Un cambio di paradigma e di prospettiva per le persone con disabilità: dall’assistenza tout court alla progettazione di percorsi, dall’offerta di servizi, alla costruzione di progetti personalizzati di vita indipendente.
Ci prova “Io Vado” iniziativa sperimentale nata da un tavolo di coprogettazione tra la Regione Valle d’Aosta, UVMDi, l’unità di valutazione multidimensionale Disabilità, tre cooperative sociali – L’Esprit à l’Envers, Indaco e C’era L’Acca – e il Codivda, il coordinamento valdostano che riunisce buona parte delle associazioni di volontariato valdostane che si occupano di disabilità. Il finanziamento arriva invece dal Ministero del lavoro e politiche sociali.
In concreto il progetto “Io Vado” prevede l’affiancamento di 20 giovani con disabilità nella costruzione del loro personale progetto di vita indipendente. Che per qualcuno significa andare in palestra da solo, per altri si traduce in un tirocinio di lavoro o in un’esperienze di vita fuori casa e in autonomia.
I partecipanti, persone con disabilità fisica e intellettiva, hanno scelto di iscriversi al progetto. “Le domande erano molto più numerose, abbiamo dovuto fare una selezione.
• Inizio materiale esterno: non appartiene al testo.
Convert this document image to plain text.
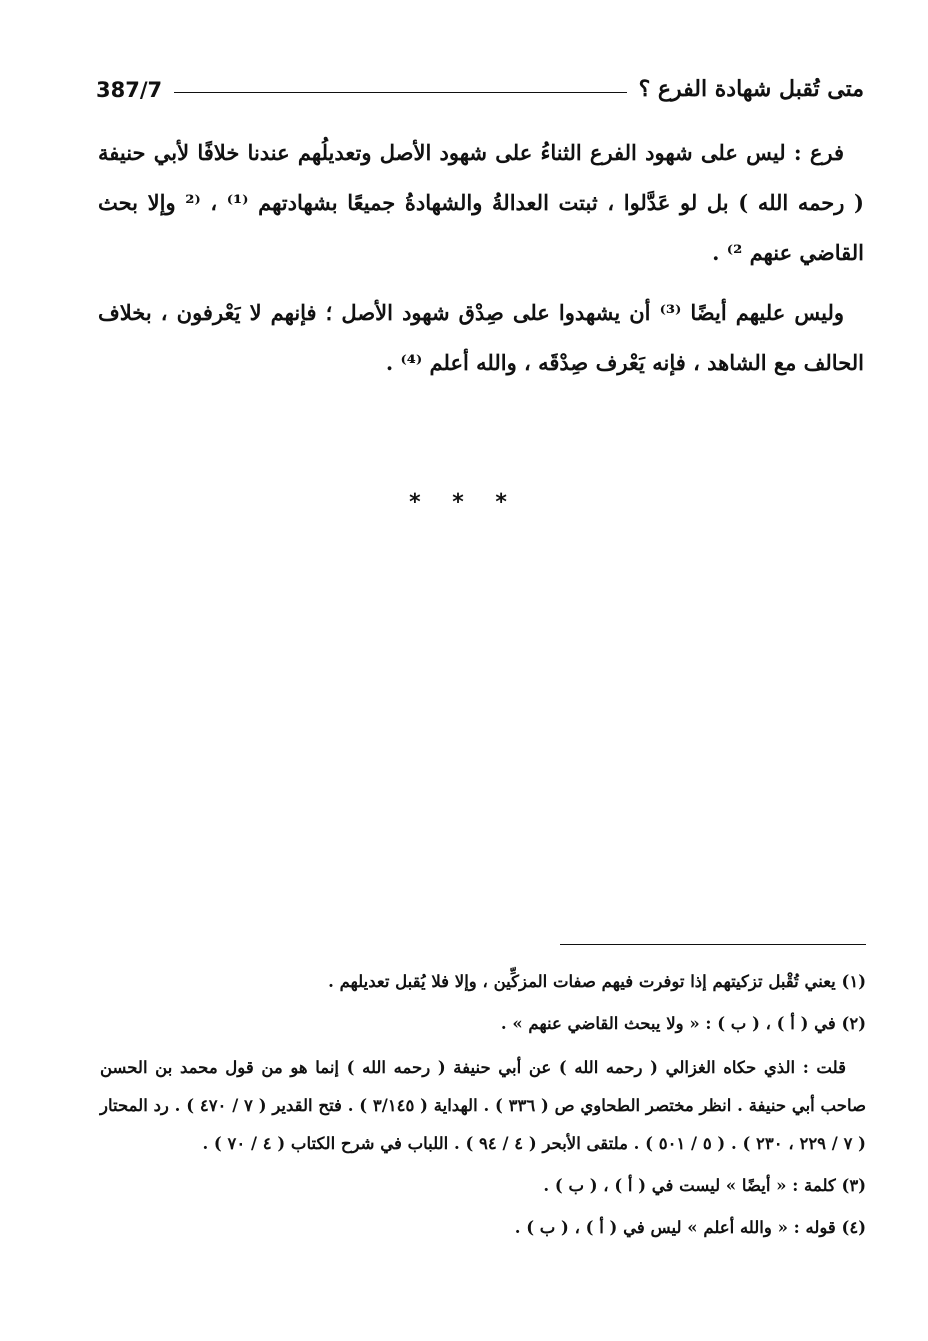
متى تُقبل شهادة الفرع ؟
387/7

فرع : ليس على شهود الفرع الثناءُ على شهود الأصل وتعديلُهم عندنا خلافًا لأبي حنيفة ( رحمه الله ) بل لو عَدَّلوا ، ثبتت العدالةُ والشهادةُ جميعًا بشهادتهم ⁽¹⁾ ، ⁽² وإلا بحث القاضي عنهم ²⁾ .

وليس عليهم أيضًا ⁽³⁾ أن يشهدوا على صِدْق شهود الأصل ؛ فإنهم لا يَعْرفون ، بخلاف الحالف مع الشاهد ، فإنه يَعْرف صِدْقَه ، والله أعلم ⁽⁴⁾ .

* * *

(١) يعني تُقْبل تزكيتهم إذا توفرت فيهم صفات المزكِّين ، وإلا فلا يُقبل تعديلهم .

(٢) في ( أ ) ، ( ب ) : « ولا يبحث القاضي عنهم » .

قلت : الذي حكاه الغزالي ( رحمه الله ) عن أبي حنيفة ( رحمه الله ) إنما هو من قول محمد بن الحسن صاحب أبي حنيفة . انظر مختصر الطحاوي ص ( ٣٣٦ ) . الهداية ( ٣/١٤٥ ) . فتح القدير ( ٧ / ٤٧٠ ) . رد المحتار ( ٧ / ٢٢٩ ، ٢٣٠ ) . ( ٥ / ٥٠١ ) . ملتقى الأبحر ( ٤ / ٩٤ ) . اللباب في شرح الكتاب ( ٤ / ٧٠ ) .

(٣) كلمة : « أيضًا » ليست في ( أ ) ، ( ب ) .

(٤) قوله : « والله أعلم » ليس في ( أ ) ، ( ب ) .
E’ fondamentale, per la buona riuscita del progetto, una forte motivazione, la voglia di mettersi in gioco come famiglia e come persona” spiega Anna Di Pede, coordinatrice del progetto.
“L’idea alla base non è tanto quella di offrire un servizio ma di progettare insieme un percorso di vita indipendente a partire dai bisogni individuati e dai desideri espressi” spiega Stefano Joly, educatore referente del progetto insieme a Serena Castegnaro. “La persona disabile esprime la volontà di andare a vivere da sola? Bene capiamo insieme come è possibile raggiungere questo obiettivo, quali ausili servono, quali aiuti mettere in campo, come utilizzare la rete territoriale e in che tempi si può raggiungere questo risultato”.
“L’accezione vita indipendente qui è da intendere non tanto come vita autonoma fuori di casa, per alcuni disabili gravi questa è un’opzione non percorribile, ma piuttosto traducendo l’espressione inglese indipendent living che significa vivo la mia vita indipendentemente dalla mia disabilità” sottolinea ancora Joly.
E quindi i due educatori, Stefano e Serena, hanno progettato passo dopo passo, singolarmente, insieme ai partecipanti e alle loro famiglie, i percorsi di autonomia e successivamente hanno iniziato a dare gambe ad alcune esperienze e sperimentazioni. Mirko ha così svolto un tirocinio in una panetteria, Jean ha capito di aver bisogno di un’assistente personale, Marco e Luca hanno provato a vivere da soli in un appartamento messo a disposizione dal progetto. E così molti altri.
Poi con il lockdown il progetto si è fermato per ripartire solo nell’autunno del 2020. Il che equivale, per alcune situazioni, a dover riprendere tutto da capo, rimettere insieme i servizi, riallacciare i rapporti. “A volte si fa fatica a capire che si tratta di processi lunghi di lavoro, fatti di analisi dei bisogni prima, di individuazione di soluzioni poi e di autonomie da conquistare”.
Anche perché non si può non tenere in forte considerazione la dimensione dei diritti. “Dobbiamo partire dal presupposto che la persona con disabilità ha gli stessi diritti di noi tutti, è un suo diritto come il mio di lavorare e di contribuire alla società: è ovvio che la strada per arrivare a soddisfare questo suo diritto è molto diversa dalla mia”. Sulla necessità di colmare questo gap di percorso si inseriscono anche le progettualità come “Io Vado”. A questo punto, per quanto sperimentali, è davvero impensabile immaginarne una scadenza.